Sometime around noon the same day, my band of women helpers discovered a peafowl nest with a clutch of four large, pale brown eggs in a thicket by our solar fence. Momma peahen took flight as the women picking cowpea unknowingly approached her nest. We stayed clear of the area thereafter. I fervently hope the next generation of peafowl chicks hatched, grew strong and made their way out of the nest undisturbed and safe.

Lying in wait

On Christmas eve, the boys found a strange object in a pile of freshly cut grass, set aside as mulch material for our mango saplings. Little bigger than a marble, the lightweight structure of hardened froth reminded me of a meringue. It was an egg case or ootheca of a praying mantis. The female praying mantis lays her eggs in a frothy substance produced from the glands in her abdomen, which then hardens. We placed the egg case in a cup and left it beneath the neem tree by the house.

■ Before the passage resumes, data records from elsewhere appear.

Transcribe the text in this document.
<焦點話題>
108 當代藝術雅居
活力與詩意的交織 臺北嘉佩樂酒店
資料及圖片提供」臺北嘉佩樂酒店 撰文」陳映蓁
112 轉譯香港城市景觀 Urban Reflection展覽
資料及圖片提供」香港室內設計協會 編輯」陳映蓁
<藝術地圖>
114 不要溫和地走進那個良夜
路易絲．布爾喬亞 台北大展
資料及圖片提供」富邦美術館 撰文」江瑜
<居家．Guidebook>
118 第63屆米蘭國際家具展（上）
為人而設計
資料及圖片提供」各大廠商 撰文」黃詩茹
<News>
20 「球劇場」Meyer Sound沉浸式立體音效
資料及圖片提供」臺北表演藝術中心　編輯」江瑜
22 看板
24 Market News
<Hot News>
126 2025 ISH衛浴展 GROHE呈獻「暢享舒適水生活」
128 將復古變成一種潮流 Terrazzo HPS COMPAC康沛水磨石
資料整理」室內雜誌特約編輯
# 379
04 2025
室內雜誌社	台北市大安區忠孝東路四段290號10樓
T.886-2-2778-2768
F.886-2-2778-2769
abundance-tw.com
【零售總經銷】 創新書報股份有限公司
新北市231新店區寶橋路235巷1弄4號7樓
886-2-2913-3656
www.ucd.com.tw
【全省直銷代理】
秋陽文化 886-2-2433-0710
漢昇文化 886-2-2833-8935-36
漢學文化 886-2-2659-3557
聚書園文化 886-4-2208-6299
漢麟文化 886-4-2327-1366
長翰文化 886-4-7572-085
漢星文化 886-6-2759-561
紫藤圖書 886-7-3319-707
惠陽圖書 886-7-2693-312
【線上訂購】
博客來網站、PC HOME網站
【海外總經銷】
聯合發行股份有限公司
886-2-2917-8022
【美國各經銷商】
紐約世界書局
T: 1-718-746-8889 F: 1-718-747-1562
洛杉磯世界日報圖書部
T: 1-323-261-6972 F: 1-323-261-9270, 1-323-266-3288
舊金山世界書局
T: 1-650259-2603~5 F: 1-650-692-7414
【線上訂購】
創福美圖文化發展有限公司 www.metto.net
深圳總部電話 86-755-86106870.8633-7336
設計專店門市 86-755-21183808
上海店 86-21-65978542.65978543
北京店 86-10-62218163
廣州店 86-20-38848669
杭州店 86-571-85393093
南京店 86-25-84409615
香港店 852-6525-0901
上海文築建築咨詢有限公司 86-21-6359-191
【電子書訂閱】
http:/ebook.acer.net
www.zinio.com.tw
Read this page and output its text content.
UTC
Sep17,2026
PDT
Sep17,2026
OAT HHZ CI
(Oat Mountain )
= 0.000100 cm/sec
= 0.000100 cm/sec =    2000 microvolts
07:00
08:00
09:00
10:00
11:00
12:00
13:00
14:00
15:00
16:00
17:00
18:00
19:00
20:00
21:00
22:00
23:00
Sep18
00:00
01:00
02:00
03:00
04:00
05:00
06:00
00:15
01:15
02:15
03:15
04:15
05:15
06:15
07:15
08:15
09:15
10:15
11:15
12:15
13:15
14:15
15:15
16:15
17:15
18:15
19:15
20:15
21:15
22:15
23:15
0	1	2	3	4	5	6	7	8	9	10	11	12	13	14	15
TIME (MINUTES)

At Navilu Kaadu, we are learning to leave nature undisturbed and unfettered. A couple of days later, on a bright morning, the boys called out in excitement. Over a hundred newly emerged baby mantises were milling about the ootheca. As if by magic, the seemingly inert and lifeless egg case had spouted new lives waiting to go forth into the wide world. The baby mantises, also called nymphs, moved tentatively as they got ready to begin the all-important business of life.

Praying mantises are ambush predators and feed exclusively on live prey. They lie in wait and catch the prey when it gets close. They feast on aphids, moths, roaches, mosquitoes and most insects considered troublesome by farmers and gardeners.
These creatures, like many others, are crucial for the well-being of our crops at Navilu Kaadu.

The field mice and the praying mantises feed on insects that pose a threat to our crops, the snakes control the rodent population, and the peafowls keep the snakes in check. As the web of life unravels itself wondrously within our tiny patch of land, we have come to realise that at Navilu Kaadu, there is ample to go around for everybody — predator, prey and with a bit of luck, for us interlopers too.

Rooting For Nature is a monthly column on an off-kilter urban family’s trysts with nature on a natural farm.